Ma vie s'ennuyait. Ma vie m'ennuyait.
Et puis elle était apparue devant moi, sortie de nulle part, tombée de son nid, partie de chez elle. Peu importe. Elle était là.
Belle, je ne sais. Si, bien sûr. Mais belle pour moi. Avec le teint, les cheveux, le grain de peau, la voix, les seins, les yeux, la bouche, les jambes, les fesses que j'aime. Mais tout cela me plaisait-il parce que je l'aimais ou l'aimais-je parce qu'elle possédait tout cela ? Qui est le premier, de l'œuf ou de la poule ?
Oui, je sais, l'amour entre d'abord par les yeux, à ce qu'on dit. Donc, je l'aimais parce qu'elle avait tout cela. Et pourtant, celle qui l'avait précédée était presque son contraire. Allez y comprendre...
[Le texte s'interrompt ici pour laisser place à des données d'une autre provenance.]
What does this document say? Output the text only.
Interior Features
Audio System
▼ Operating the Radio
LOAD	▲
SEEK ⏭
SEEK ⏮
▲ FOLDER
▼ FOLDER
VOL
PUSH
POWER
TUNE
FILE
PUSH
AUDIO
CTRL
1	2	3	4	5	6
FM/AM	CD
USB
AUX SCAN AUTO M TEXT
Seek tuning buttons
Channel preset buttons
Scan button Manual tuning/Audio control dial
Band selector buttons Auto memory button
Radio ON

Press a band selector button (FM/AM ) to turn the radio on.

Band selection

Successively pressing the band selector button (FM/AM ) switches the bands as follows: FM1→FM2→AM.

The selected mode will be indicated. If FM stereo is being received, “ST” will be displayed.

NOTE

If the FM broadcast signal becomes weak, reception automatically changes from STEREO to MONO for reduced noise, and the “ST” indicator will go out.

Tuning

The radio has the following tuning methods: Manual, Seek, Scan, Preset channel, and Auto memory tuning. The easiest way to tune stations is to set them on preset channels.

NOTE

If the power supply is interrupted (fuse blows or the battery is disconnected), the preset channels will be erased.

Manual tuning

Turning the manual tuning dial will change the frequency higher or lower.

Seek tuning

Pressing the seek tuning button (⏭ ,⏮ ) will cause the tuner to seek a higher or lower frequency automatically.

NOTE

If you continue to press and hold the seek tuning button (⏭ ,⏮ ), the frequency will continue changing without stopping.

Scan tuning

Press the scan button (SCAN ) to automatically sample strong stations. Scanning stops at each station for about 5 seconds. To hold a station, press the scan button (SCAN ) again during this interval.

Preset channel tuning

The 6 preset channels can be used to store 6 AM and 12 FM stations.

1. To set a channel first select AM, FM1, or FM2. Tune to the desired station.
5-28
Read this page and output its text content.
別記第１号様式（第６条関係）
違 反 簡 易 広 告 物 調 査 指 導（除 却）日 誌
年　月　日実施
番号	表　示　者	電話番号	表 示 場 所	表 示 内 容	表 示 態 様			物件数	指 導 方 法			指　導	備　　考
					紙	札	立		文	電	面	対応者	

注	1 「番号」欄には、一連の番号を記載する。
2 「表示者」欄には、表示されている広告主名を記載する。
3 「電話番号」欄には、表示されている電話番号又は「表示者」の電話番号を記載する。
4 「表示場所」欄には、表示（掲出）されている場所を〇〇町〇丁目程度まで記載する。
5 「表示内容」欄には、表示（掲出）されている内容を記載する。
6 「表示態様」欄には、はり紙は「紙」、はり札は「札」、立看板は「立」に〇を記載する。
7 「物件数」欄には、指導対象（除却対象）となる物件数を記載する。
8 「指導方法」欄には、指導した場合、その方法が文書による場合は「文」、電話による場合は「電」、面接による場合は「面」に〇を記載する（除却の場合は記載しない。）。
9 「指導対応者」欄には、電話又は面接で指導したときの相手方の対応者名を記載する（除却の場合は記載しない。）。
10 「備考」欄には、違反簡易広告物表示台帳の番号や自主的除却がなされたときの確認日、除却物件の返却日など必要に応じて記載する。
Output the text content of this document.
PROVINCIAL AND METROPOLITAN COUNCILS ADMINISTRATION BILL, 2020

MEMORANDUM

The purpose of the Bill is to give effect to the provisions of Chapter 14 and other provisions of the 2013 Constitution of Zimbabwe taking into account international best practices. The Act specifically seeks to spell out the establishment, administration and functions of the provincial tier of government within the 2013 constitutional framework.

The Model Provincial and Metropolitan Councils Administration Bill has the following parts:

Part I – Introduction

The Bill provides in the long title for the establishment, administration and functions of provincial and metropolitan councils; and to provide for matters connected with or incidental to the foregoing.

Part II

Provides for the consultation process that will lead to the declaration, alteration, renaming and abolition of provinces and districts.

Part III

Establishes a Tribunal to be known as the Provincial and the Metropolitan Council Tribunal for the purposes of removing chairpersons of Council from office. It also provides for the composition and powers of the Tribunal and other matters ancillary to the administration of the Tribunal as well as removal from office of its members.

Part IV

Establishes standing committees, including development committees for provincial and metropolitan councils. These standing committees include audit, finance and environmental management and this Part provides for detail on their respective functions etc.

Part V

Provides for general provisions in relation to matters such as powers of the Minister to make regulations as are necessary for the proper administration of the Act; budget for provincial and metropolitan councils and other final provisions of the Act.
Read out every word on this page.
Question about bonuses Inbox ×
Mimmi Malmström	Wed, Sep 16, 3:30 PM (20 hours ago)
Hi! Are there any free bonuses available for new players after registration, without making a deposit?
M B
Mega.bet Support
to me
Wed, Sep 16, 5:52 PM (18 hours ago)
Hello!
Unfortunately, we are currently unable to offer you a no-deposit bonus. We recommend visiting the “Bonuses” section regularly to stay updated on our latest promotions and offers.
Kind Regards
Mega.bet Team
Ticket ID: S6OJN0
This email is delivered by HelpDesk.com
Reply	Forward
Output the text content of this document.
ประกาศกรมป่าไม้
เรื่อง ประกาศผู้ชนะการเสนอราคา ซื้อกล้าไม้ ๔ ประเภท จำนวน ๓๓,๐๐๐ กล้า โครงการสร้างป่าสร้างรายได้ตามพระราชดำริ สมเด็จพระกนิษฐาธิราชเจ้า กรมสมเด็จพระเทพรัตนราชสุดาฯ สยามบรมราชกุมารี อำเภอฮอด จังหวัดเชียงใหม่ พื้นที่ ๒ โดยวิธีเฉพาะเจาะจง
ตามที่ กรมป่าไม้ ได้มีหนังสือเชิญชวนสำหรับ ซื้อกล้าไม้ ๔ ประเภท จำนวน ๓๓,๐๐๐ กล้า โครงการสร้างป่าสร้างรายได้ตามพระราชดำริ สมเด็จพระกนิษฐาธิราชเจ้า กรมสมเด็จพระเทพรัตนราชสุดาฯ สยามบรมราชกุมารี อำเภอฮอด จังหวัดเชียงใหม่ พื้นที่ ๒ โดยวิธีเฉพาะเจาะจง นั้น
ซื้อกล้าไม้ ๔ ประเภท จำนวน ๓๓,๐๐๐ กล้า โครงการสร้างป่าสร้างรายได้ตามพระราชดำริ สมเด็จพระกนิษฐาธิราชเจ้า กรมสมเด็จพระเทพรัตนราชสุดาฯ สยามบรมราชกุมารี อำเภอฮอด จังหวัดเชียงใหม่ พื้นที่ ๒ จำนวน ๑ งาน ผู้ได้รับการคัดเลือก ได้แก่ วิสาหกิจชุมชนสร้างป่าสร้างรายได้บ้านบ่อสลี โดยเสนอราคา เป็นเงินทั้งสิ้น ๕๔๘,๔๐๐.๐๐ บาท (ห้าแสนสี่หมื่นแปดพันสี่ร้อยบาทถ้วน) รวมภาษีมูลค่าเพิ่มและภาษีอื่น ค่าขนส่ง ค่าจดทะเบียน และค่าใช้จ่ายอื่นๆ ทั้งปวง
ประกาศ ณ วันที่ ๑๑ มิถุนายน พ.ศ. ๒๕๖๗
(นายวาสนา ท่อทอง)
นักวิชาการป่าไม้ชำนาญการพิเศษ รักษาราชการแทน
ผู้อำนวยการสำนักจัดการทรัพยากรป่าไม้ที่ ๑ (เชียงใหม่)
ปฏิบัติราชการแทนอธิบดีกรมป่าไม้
Et comment expliquer que sans nous être jamais vus, nous nous soyons reconnus ? Je ne sais. Alchimie des phéromones. Conjonction des astres. Jour de chance. Elle était entrée dans ma vie comme moi dans la sienne et plus rien n'avait d'importance. Balayés, nos passés. Suspendu, notre avenir. Dilaté, notre présent.
Nous n'étions
plus qu'un homme et une femme, nus comme au premier jour, soudain sans famille,
sans amis, sans patrie, sans culture, sans autre repère que la flamme qui
brûlait dans les yeux de l'autre, embrasés, embrassés, débarrassés de tout
ce qui n'était pas nous. Nos corps, nos cœurs, nos souffles, nos mains, nos
sexes, nos bouches, nos yeux, nos cheveux. Notre peau. Notre sueur. Notre
chaleur.
Et tous ces mots
jamais dits, murmurés peut-être, enchantement, je pouvais les dire, les
répéter, les savourer, l'en saouler, du matin au soir, du lundi au dimanche,
de janvier à décembre.
Qu'elle aussi me
les dise. Elle le faisait à l'occasion, mais préférait de beaucoup
m'entendre. Elle prenait la pose, se laissait caresser par ces mots sans queue
ni tête qu'on dit avec le cœur, sans y penser, en y pensant, presque malgré
soi. Ils vous sortent de la bouche en chapelets serrés. Ils sont indigestes à
ceux qui les écoutent avec les oreilles. Et nectar aux cœurs amoureux. Elle
les buvait, les yeux fermés, comme du petit-lait, du jus de treille, de
l'ambroisie...
La vie courait.
Nous nous
aimions, comme deux saltimbanques aux cœurs ouverts aux quatre vents, de
chambres d'hôtel à peine entrevues en séjours-éclair sous des cieux toujours
bleus, nos attaches brisées et nos révoltes au poing.
Elle jouait, je
chantais. Trop longtemps. Trop souvent. Trop loin l'un de l'autre. La vie nous
filait entre les doigts et notre bel amour avec. Le succès nous éloignait ;
nos avions s'en allaient toujours plus loin ; nos téléphones saturaient :
agents, familles, importuns, inquisiteurs, amis d'un jour, d'un soir, d'une
heure. L'hydre du succès nous dévorait.
Mais comment
vivre cachés quand c'est le public qui vous fait vivre ? Et comment vivre
libres, exposés aux regards, épiés, poursuivis, traqués par micros, stylos
et caméras ?
Le paradis ne
peut-il être qu'artificiel ? Nous y avons goûté. Nous nous y sommes
réfugiés parfois, inaccessibles aux autres alors, étrangers à nous-mêmes.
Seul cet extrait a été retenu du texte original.